Heute achte ich mehr auf mich und meine Bedürfnisse und nehme mir meine Auszeiten, egal, was dafür liegen bleibt. Wem es nicht gefällt, der soll es doch machen. Auch NEIN sagen habe ich gelernt. In der Familie, bei der Arbeit, bei Freunden und Bekannten und zu mir. Es klappt noch nicht immer zu 100 % aber, na ich würde mal sagen, zu 70 %. Auch mein Mann hat gelernt, damit klarzukommen. Ich habe für alle anderen gemacht und getan und habe mich dabei vergessen. Jetzt kann ich es mittlerweile ganz gut. Und, was glaubst du, es fühlt sich so gut an. Bisher war mir auch noch niemand böse oder hat mir die Freundschaft gekündigt. Ich fühle mich heute viel zufriedener und ausgeglichener und möchte nicht noch einmal 40 sein und trotzdem weiß ich, dass mich diese Zeit zwischen 40 und 55 zu dem Menschen gemacht hat, der ich heute bin.
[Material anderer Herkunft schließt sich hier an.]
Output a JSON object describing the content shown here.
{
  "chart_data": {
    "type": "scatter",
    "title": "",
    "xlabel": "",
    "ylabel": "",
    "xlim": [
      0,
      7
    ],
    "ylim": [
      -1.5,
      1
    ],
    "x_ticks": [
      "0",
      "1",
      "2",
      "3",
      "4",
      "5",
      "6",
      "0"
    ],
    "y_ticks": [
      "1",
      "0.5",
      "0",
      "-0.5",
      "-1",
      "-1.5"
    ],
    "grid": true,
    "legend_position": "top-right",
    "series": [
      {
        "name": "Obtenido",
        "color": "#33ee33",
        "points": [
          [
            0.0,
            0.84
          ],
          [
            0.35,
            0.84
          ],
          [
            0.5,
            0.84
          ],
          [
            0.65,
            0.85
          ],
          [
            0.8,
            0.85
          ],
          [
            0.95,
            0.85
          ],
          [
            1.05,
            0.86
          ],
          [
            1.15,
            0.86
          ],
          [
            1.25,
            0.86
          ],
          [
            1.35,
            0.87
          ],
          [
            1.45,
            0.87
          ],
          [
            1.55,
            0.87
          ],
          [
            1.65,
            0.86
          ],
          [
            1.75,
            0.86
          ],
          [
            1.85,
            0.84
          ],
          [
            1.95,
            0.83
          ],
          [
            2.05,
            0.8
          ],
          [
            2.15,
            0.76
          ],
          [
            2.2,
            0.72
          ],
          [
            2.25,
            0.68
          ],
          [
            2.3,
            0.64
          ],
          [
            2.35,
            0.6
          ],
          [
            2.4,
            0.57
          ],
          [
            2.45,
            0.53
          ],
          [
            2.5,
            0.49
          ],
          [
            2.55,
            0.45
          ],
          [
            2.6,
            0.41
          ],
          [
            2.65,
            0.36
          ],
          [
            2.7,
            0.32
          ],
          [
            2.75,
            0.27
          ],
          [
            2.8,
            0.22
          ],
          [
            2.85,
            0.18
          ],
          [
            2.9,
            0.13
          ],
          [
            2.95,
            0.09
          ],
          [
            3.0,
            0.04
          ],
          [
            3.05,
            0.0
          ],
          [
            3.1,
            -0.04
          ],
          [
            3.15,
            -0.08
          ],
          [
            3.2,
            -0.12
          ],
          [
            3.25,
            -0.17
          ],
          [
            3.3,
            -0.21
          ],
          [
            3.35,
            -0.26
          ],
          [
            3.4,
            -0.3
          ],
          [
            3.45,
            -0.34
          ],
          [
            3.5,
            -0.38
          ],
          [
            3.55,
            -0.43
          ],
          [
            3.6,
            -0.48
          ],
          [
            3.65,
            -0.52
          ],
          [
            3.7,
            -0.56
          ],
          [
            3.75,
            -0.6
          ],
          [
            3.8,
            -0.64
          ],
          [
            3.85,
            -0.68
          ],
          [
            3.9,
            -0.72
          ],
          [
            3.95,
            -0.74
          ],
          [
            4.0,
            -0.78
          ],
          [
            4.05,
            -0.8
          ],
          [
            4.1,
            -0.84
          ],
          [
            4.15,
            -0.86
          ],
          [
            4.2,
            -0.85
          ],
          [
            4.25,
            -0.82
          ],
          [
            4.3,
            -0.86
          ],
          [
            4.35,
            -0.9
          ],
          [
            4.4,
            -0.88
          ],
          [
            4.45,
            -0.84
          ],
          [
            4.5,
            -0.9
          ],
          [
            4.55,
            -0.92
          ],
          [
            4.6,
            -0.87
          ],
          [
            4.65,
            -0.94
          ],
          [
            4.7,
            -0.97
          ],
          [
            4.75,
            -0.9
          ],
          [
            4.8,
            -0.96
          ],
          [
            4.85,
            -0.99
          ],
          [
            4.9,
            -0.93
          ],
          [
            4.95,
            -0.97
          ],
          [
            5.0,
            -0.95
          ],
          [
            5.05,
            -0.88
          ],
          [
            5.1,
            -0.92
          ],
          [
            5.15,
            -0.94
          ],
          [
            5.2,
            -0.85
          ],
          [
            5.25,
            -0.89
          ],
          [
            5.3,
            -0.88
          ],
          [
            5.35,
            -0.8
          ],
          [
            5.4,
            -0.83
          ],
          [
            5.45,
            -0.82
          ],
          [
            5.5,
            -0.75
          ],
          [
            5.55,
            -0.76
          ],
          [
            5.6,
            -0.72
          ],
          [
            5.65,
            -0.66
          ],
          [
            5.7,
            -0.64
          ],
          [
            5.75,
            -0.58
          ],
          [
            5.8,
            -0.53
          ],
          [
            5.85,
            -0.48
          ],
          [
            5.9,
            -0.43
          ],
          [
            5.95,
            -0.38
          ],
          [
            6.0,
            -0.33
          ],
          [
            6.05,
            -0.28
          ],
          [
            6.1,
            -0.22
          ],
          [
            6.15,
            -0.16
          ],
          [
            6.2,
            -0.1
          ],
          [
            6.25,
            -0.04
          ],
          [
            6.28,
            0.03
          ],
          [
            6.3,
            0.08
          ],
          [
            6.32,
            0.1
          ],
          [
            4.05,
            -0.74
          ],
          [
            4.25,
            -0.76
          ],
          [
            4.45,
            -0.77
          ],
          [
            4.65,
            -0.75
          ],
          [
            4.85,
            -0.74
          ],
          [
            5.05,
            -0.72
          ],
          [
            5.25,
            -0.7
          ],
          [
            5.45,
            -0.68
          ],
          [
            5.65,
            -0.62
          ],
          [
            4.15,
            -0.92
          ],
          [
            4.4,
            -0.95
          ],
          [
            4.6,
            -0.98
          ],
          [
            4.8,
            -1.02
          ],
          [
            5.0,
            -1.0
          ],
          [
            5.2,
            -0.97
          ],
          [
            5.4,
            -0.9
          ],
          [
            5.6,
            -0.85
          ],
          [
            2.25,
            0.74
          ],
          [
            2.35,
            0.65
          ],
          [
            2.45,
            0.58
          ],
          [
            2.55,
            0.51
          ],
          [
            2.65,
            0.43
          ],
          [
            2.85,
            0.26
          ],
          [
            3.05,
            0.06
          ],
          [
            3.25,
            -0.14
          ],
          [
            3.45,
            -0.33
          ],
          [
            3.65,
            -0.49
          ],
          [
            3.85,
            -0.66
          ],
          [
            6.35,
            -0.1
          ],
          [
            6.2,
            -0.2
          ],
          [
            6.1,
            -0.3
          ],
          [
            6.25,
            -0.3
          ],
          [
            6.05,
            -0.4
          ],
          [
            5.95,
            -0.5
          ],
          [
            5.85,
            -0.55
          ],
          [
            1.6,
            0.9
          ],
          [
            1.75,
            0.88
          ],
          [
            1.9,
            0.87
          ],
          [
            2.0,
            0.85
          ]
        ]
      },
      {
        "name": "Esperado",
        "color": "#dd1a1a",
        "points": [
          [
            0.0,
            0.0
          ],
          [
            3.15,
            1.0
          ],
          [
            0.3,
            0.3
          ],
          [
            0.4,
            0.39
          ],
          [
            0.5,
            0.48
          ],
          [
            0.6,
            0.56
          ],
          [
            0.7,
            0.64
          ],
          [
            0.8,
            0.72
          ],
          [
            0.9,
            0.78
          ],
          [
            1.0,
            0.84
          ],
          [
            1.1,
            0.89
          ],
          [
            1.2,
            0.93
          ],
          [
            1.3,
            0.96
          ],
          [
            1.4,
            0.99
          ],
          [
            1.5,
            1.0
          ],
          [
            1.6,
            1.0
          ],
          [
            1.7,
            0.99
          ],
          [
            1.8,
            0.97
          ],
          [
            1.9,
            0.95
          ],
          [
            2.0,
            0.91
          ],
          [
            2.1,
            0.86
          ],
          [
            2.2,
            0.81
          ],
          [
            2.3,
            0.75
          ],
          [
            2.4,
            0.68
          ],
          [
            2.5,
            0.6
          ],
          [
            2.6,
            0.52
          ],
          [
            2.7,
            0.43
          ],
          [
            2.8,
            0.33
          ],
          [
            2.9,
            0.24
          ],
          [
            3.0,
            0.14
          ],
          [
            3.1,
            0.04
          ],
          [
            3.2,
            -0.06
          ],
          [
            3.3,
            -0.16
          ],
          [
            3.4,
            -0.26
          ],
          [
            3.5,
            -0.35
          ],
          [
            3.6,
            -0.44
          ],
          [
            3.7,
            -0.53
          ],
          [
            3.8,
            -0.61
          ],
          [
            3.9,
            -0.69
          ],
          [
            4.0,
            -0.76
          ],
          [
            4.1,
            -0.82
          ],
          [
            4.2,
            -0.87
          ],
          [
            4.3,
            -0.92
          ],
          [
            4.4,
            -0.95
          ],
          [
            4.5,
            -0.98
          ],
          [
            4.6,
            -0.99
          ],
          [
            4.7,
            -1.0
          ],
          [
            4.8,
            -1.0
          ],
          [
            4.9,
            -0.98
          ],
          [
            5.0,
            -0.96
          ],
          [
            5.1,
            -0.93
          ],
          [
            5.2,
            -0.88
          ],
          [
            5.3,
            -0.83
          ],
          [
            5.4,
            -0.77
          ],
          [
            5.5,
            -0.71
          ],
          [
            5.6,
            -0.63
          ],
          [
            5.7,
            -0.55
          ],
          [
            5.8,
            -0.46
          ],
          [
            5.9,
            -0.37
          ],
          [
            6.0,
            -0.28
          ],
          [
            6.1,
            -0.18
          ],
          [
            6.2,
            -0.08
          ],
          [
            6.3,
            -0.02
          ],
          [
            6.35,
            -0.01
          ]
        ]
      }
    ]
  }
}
2012 habe ich Lachyoga kennengelernt und ich muss sagen, etwas Besseres hätte mir nicht passieren können. Es ist ein fester Bestandteil in meinem Leben geworden. Nach einem stressigen Arbeitstag, der mit Kopf- und Nackenschmerzen endet, mit Augenbrennen und verkrampften Schultern eine Stunde Lachyoga und ich bin ein neuer Mensch. Die Glückshormone schlagen Purzelbäume und, was das Allerwichtigste ist, ich habe seit fast 6 Jahre keine Angst- und Panik-Attacken mehr.

Warum ich diesen Beitrag geschrieben habe? Weil ich zeigen möchte, dass was geht. Wir dürfen nicht den Mut verlieren. Wenn eine Tür zufällt, wird irgendwo eine andere Tür aufgehen. Wir müssen uns von negativen Glaubenssätzen frei machen und an uns und unsere Wünsche und Ziele glauben. Ich jedenfalls lebe nur noch mein Leben und nicht mehr das Leben der anderen. Das zu erkennen und in die Tat umzusetzen war nicht einfach, aber ich habe es geschafft.